Kendati demikian, ketika ditanya apa harapannya bagi situasi politik di Papua di masa depan, ia mengelak untuk memberikan pandangan. Kata dia, bukan tempat bagi dia untuk mengatakan bagaimana penduduk asli Papua meraih keadilan bagi mereka dan bagi tanah mereka.

"Saya mendukung martabat dan keadilan bagi rakyat Papua dan tanah mereka. Bagaimana cara terbaik untuk memperolehnya, bukan tempatnya bagi saya mengatakannya."

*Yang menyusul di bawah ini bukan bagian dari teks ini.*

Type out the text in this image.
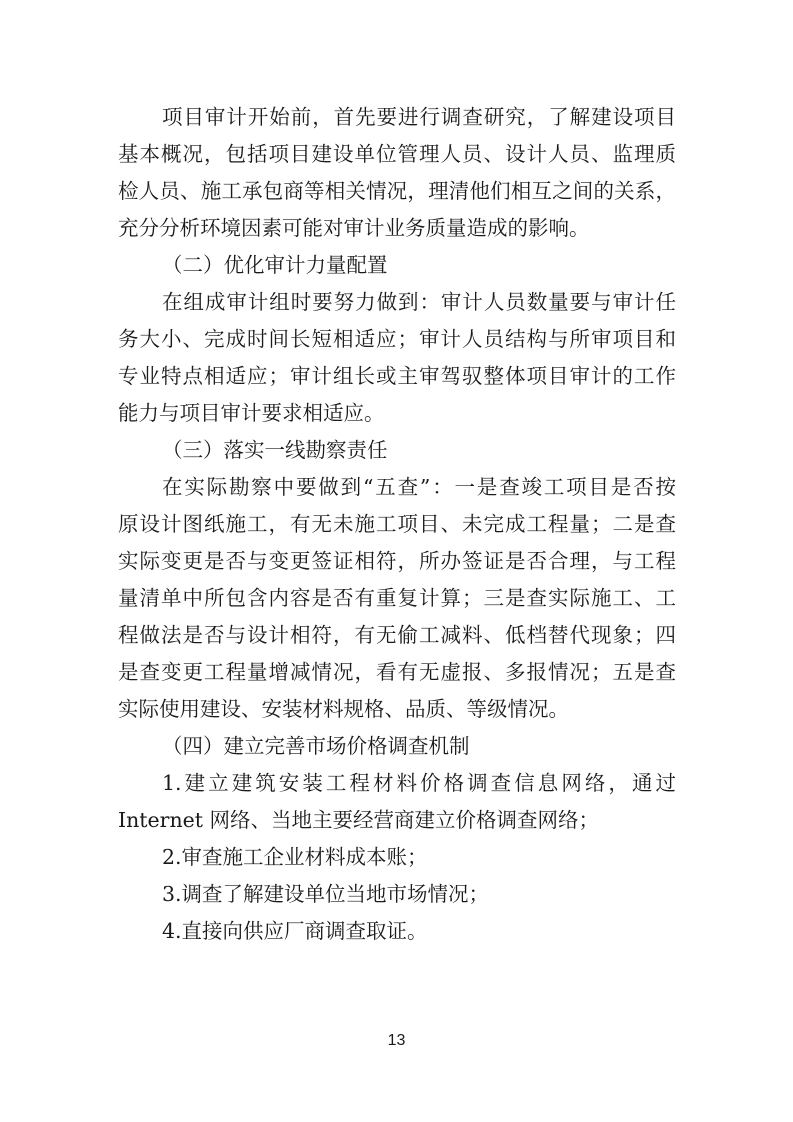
项目审计开始前，首先要进行调查研究，了解建设项目
基本概况，包括项目建设单位管理人员、设计人员、监理质
检人员、施工承包商等相关情况，理清他们相互之间的关系，
充分分析环境因素可能对审计业务质量造成的影响。
（二）优化审计力量配置
在组成审计组时要努力做到：审计人员数量要与审计任
务大小、完成时间长短相适应；审计人员结构与所审项目和
专业特点相适应；审计组长或主审驾驭整体项目审计的工作
能力与项目审计要求相适应。
（三）落实一线勘察责任
在实际勘察中要做到“五查”：一是查竣工项目是否按
原设计图纸施工，有无未施工项目、未完成工程量；二是查
实际变更是否与变更签证相符，所办签证是否合理，与工程
量清单中所包含内容是否有重复计算；三是查实际施工、工
程做法是否与设计相符，有无偷工减料、低档替代现象；四
是查变更工程量增减情况，看有无虚报、多报情况；五是查
实际使用建设、安装材料规格、品质、等级情况。
（四）建立完善市场价格调查机制
1.建立建筑安装工程材料价格调查信息网络，通过
Internet 网络、当地主要经营商建立价格调查网络；
2.审查施工企业材料成本账；
3.调查了解建设单位当地市场情况；
4.直接向供应厂商调查取证。
13
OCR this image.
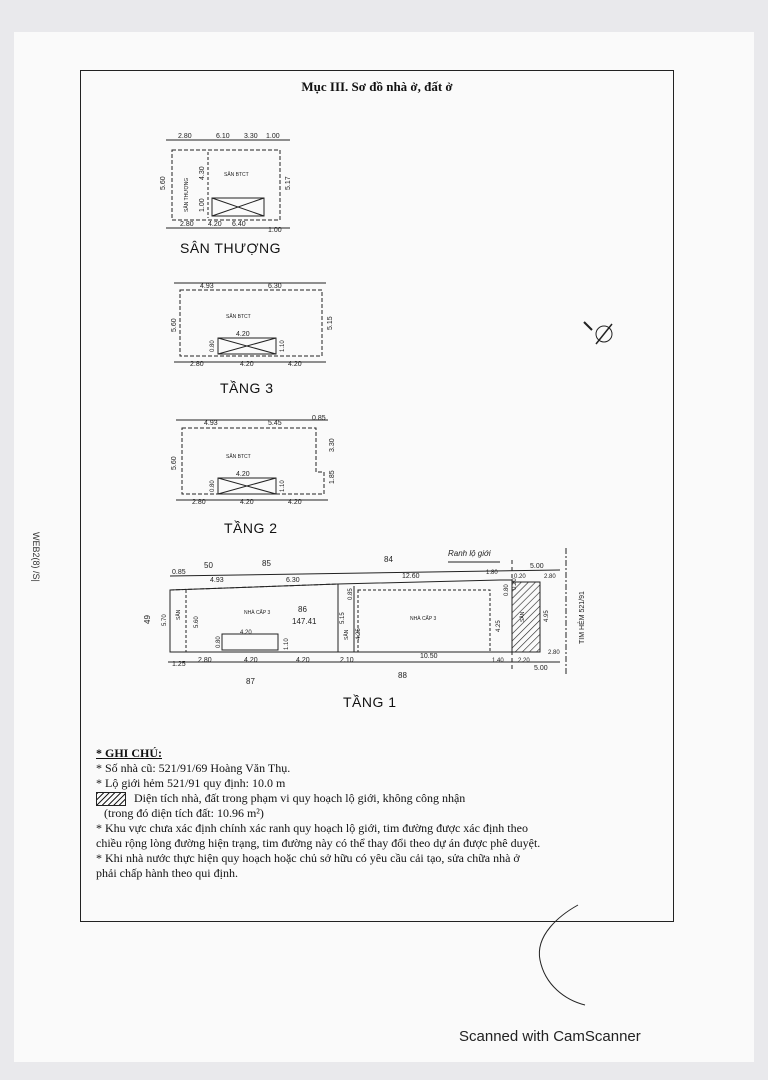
Mục III. Sơ đồ nhà ở, đất ở
WEB2(8) /S|
2.80	6.10 3.30 1.00
2.80 4.20 6.40
1.00
5.60
4.30
1.00
5.17
SÂN THƯỢNG
SÂN BTCT
4.93	6.30
2.80	4.20	4.20
4.20
0.80	1.10
5.60	5.15
SÂN BTCT
4.93	5.45
0.85
2.80	4.20	4.20
4.20
0.80	1.10
5.60
3.30
1.85
SÂN BTCT
Ranh lộ giới
TIM HẺM 521/91
50	85	84
49
86
87
88
147.41
NHÀ CẤP 3
NHÀ CẤP 3
SÂN
SÂN
SÂN
0.85
4.93	6.30
12.60	1.80
0.20	2.80
5.00
1.25
2.80	4.20	4.20	2.10
10.50
1.40 2.20
2.80
5.00
5.70	5.60
4.20
0.80	1.10
5.15
0.85
4.25
4.25
4.95
0.80
0.20
SÂN THƯỢNG
TẦNG 3
TẦNG 2
TẦNG 1
* GHI CHÚ:
* Số nhà cũ: 521/91/69 Hoàng Văn Thụ.
* Lộ giới hẻm 521/91 quy định: 10.0 m
Diện tích nhà, đất trong phạm vi quy hoạch lộ giới, không công nhận
(trong đó diện tích đất: 10.96 m²)
* Khu vực chưa xác định chính xác ranh quy hoạch lộ giới, tim đường được xác định theo
chiều rộng lòng đường hiện trạng, tim đường này có thể thay đổi theo dự án được phê duyệt.
* Khi nhà nước thực hiện quy hoạch hoặc chủ sở hữu có yêu cầu cải tạo, sửa chữa nhà ở
phải chấp hành theo qui định.
Scanned with CamScanner
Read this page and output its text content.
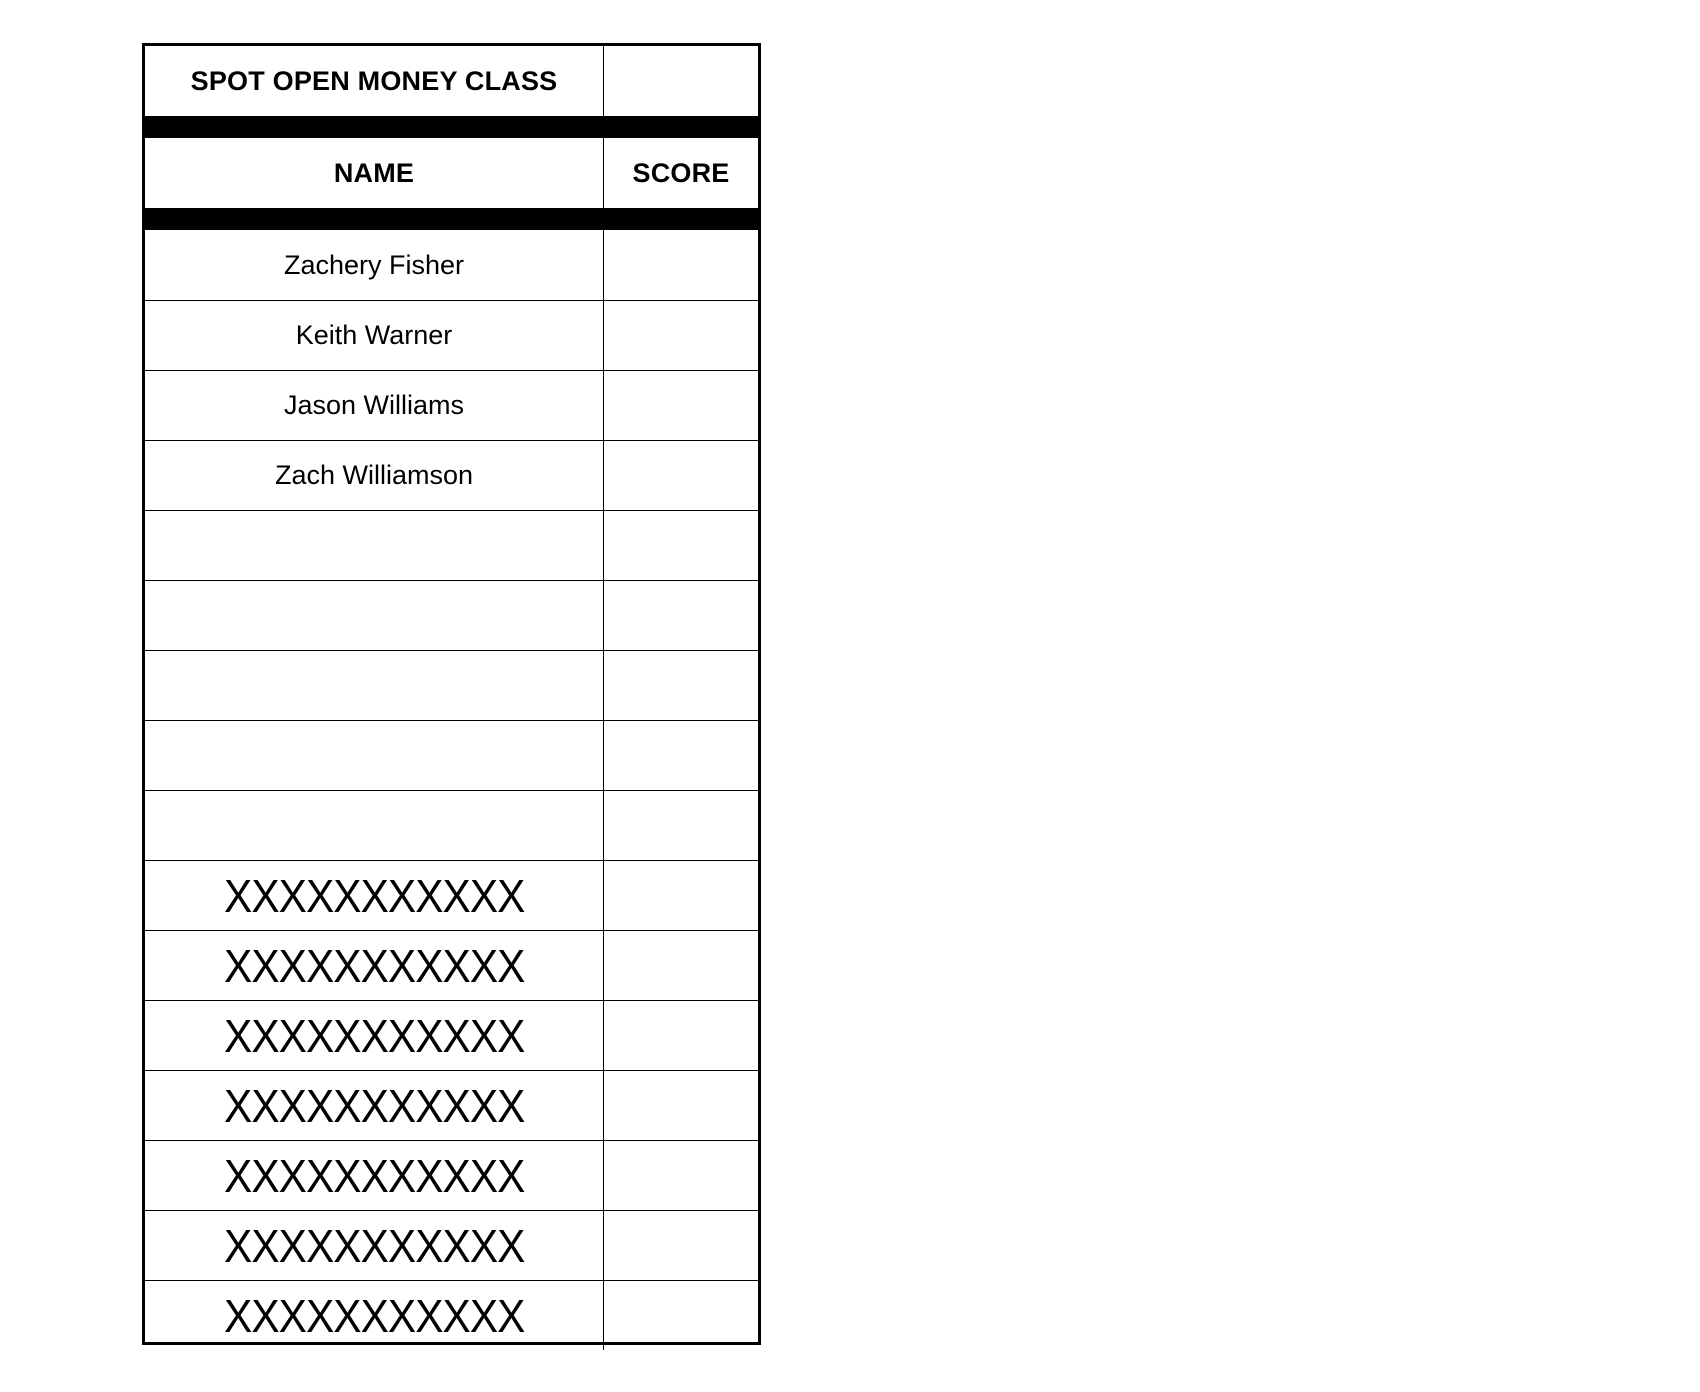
SPOT OPEN MONEY CLASS
NAME	SCORE
Zachery Fisher
Keith Warner
Jason Williams
Zach Williamson
XXXXXXXXXXX
XXXXXXXXXXX
XXXXXXXXXXX
XXXXXXXXXXX
XXXXXXXXXXX
XXXXXXXXXXX
XXXXXXXXXXX
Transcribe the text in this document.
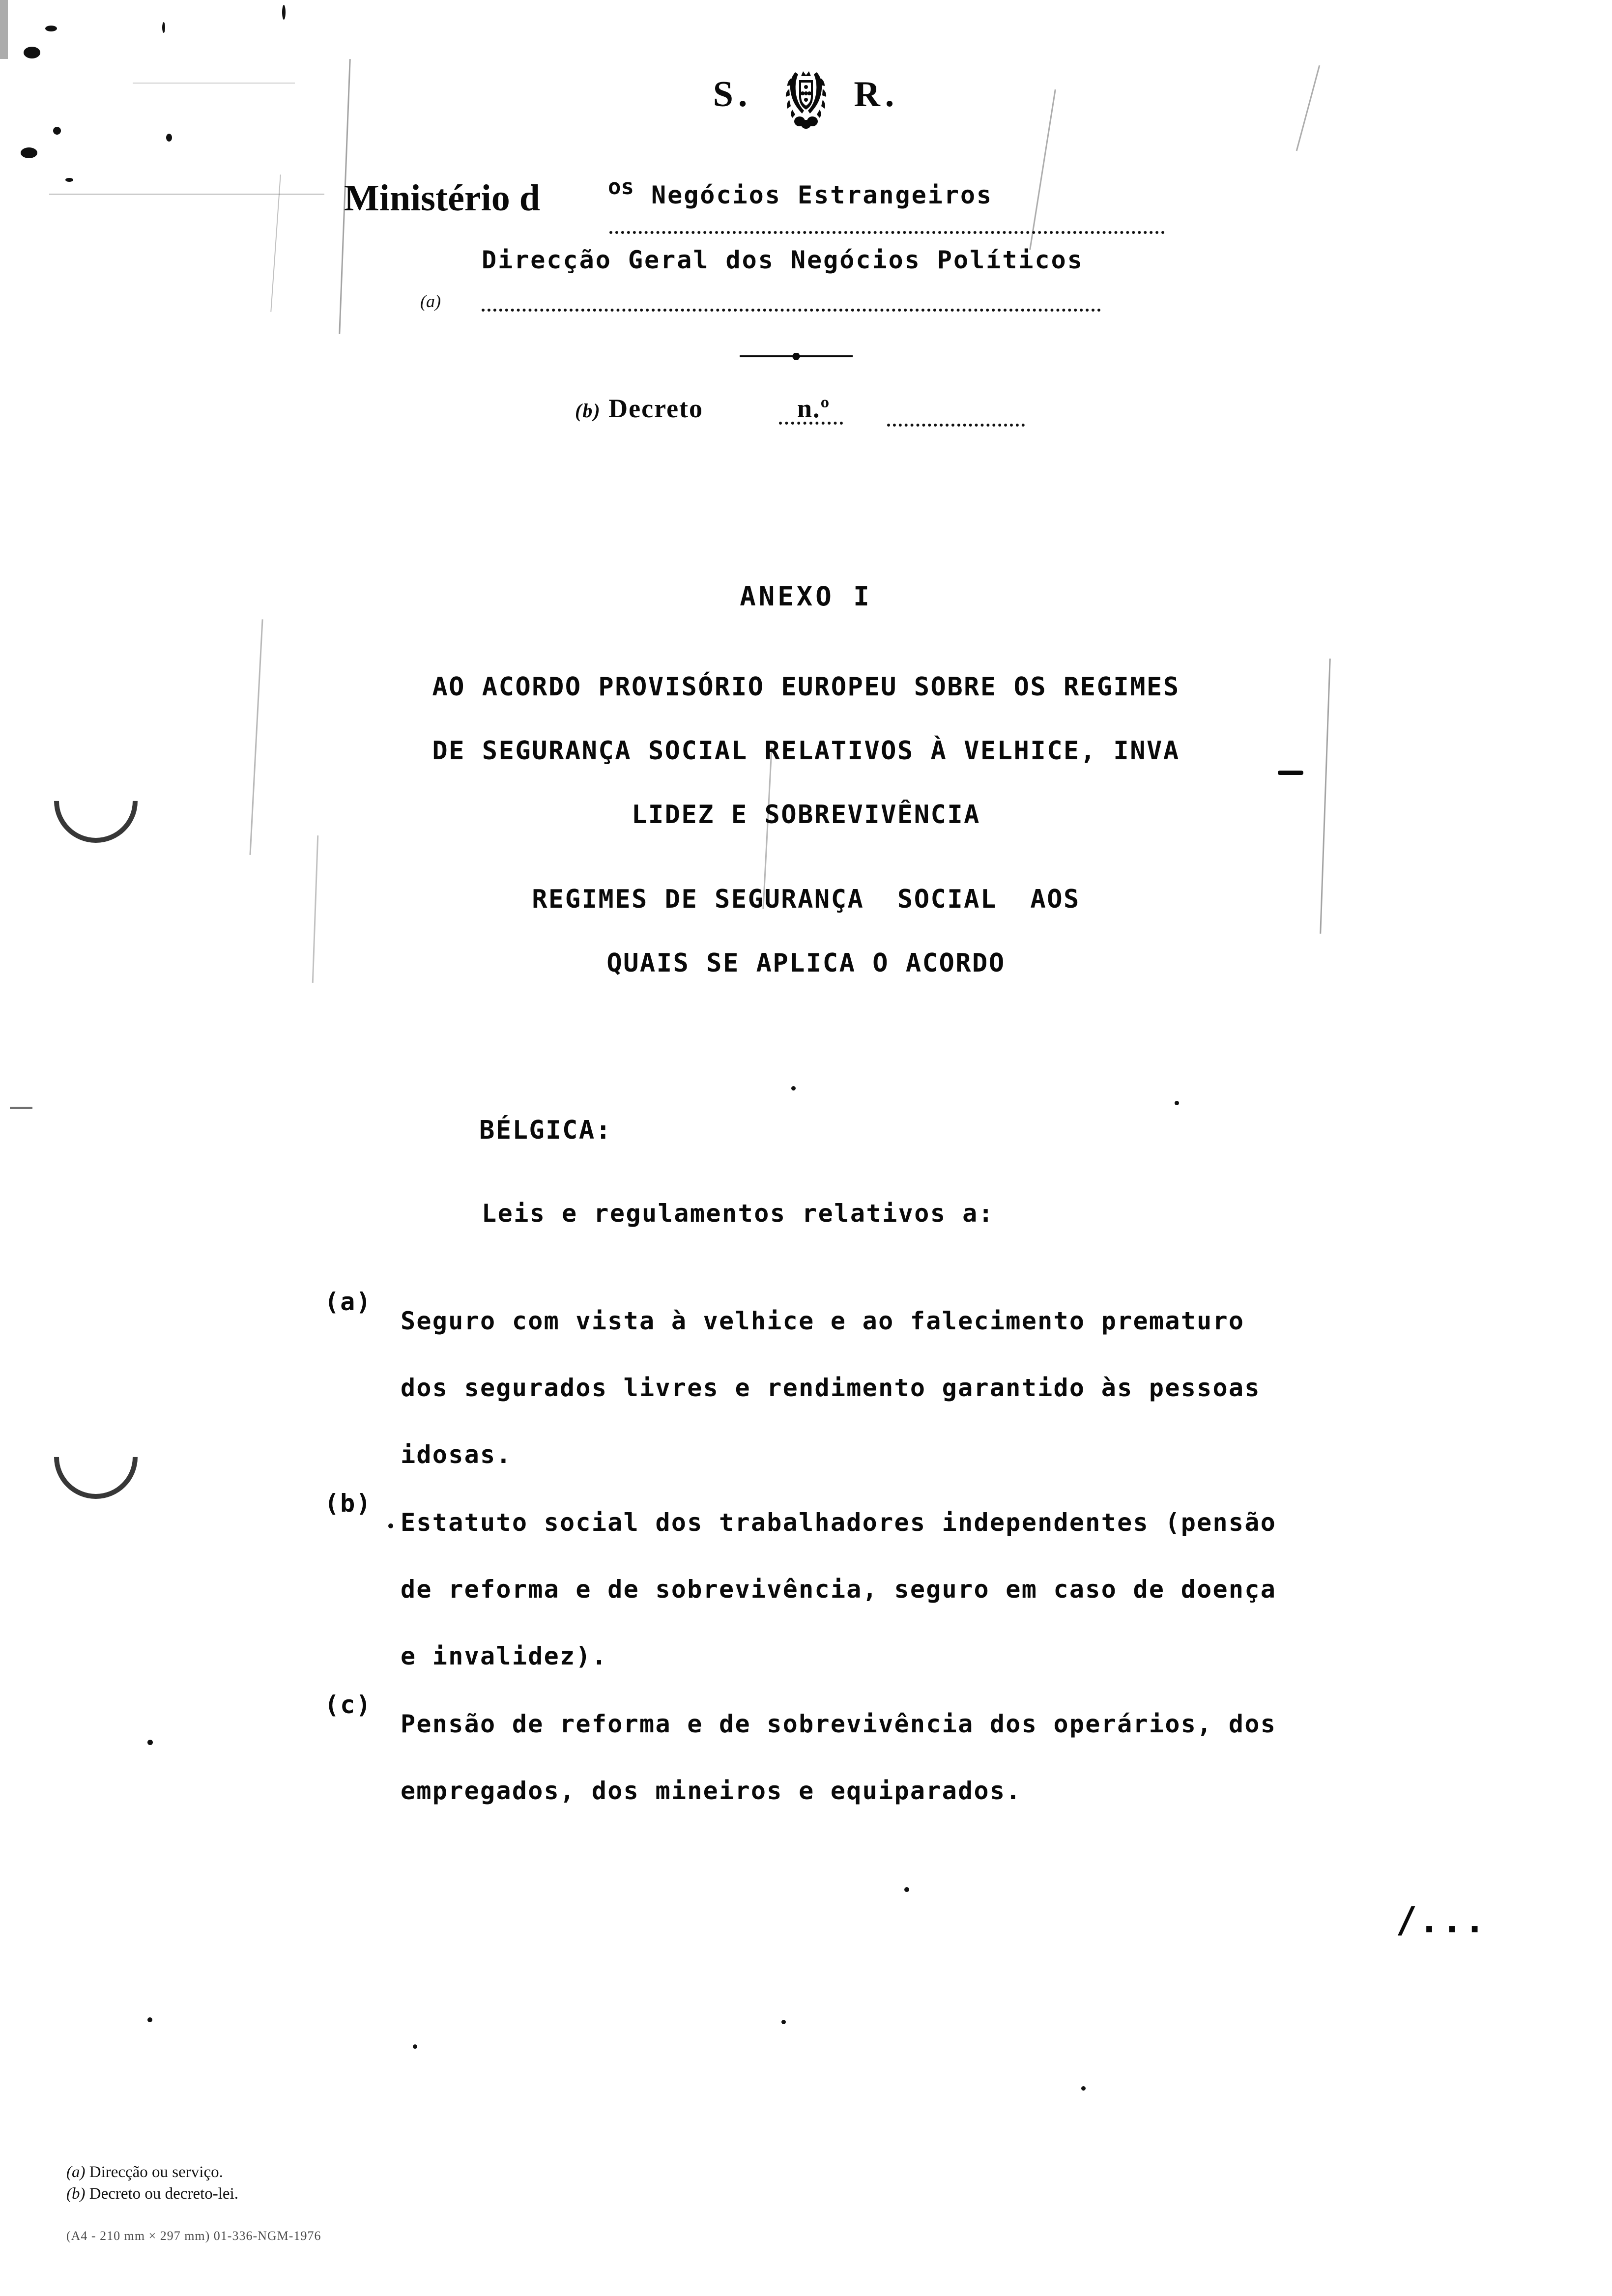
S.	R.
Ministério d	os Negócios Estrangeiros
Direcção Geral dos Negócios Políticos
(a)
(b) Decreto	n.º
ANEXO I
AO ACORDO PROVISÓRIO EUROPEU SOBRE OS REGIMES
DE SEGURANÇA SOCIAL RELATIVOS À VELHICE, INVA
LIDEZ E SOBREVIVÊNCIA
REGIMES DE SEGURANÇA  SOCIAL  AOS
QUAIS SE APLICA O ACORDO
BÉLGICA:
Leis e regulamentos relativos a:
(a)
Seguro com vista à velhice e ao falecimento prematuro
dos segurados livres e rendimento garantido às pessoas
idosas.
(b)
Estatuto social dos trabalhadores independentes (pensão
de reforma e de sobrevivência, seguro em caso de doença
e invalidez).
(c)
Pensão de reforma e de sobrevivência dos operários, dos
empregados, dos mineiros e equiparados.
/...
(a) Direcção ou serviço.
(b) Decreto ou decreto-lei.
(A4 - 210 mm × 297 mm) 01-336-NGM-1976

"Adalah tempatnya bagi Orang Asli Papua untuk mengatakan, apakah mereka ingin mendapatkan otonomi politik penuh dari Indonesia atau berbagai konfigurasi rekonsiliasi dan pemulihan lainnya," kata dia.

"Saya berharap suara mereka didengarkan dan dihormati."

Etherington saat ini sedang melanjutkan studi PhDnya di Northwestern University, Chicago  berfokus pada ekologi tropis di Asia Tenggara dan literatur Oceania.

Teeuw  (1984) mengatakan sebuah novel sejarah tidak terutama meniru atau memaparkan peristiwa atau keadaan (fakta sejarah) yang diketahuinya, melainkan menekankan pemberian makna pada eksistensi manusia melalui cerita dan peristiwa yang mungkin tidak benar secara fakta tetapi benar secara maknawi. Yang disoroti oleh penulisnya adalah sifat hakiki dari peristiwa atau keadaan, entah yang diceritakannya (dalam novel) benar-benar terjadi atau tidak.  Seorang penulis novel sejarah, dengan demikian, memberi makna tersendiri  terhadap  fakta sejarah  tertentu  dengan  penyorotan  yang tersendiri.

Pesan Etherington melalui novel ini mudah-mudahan sampai dan didengarkan.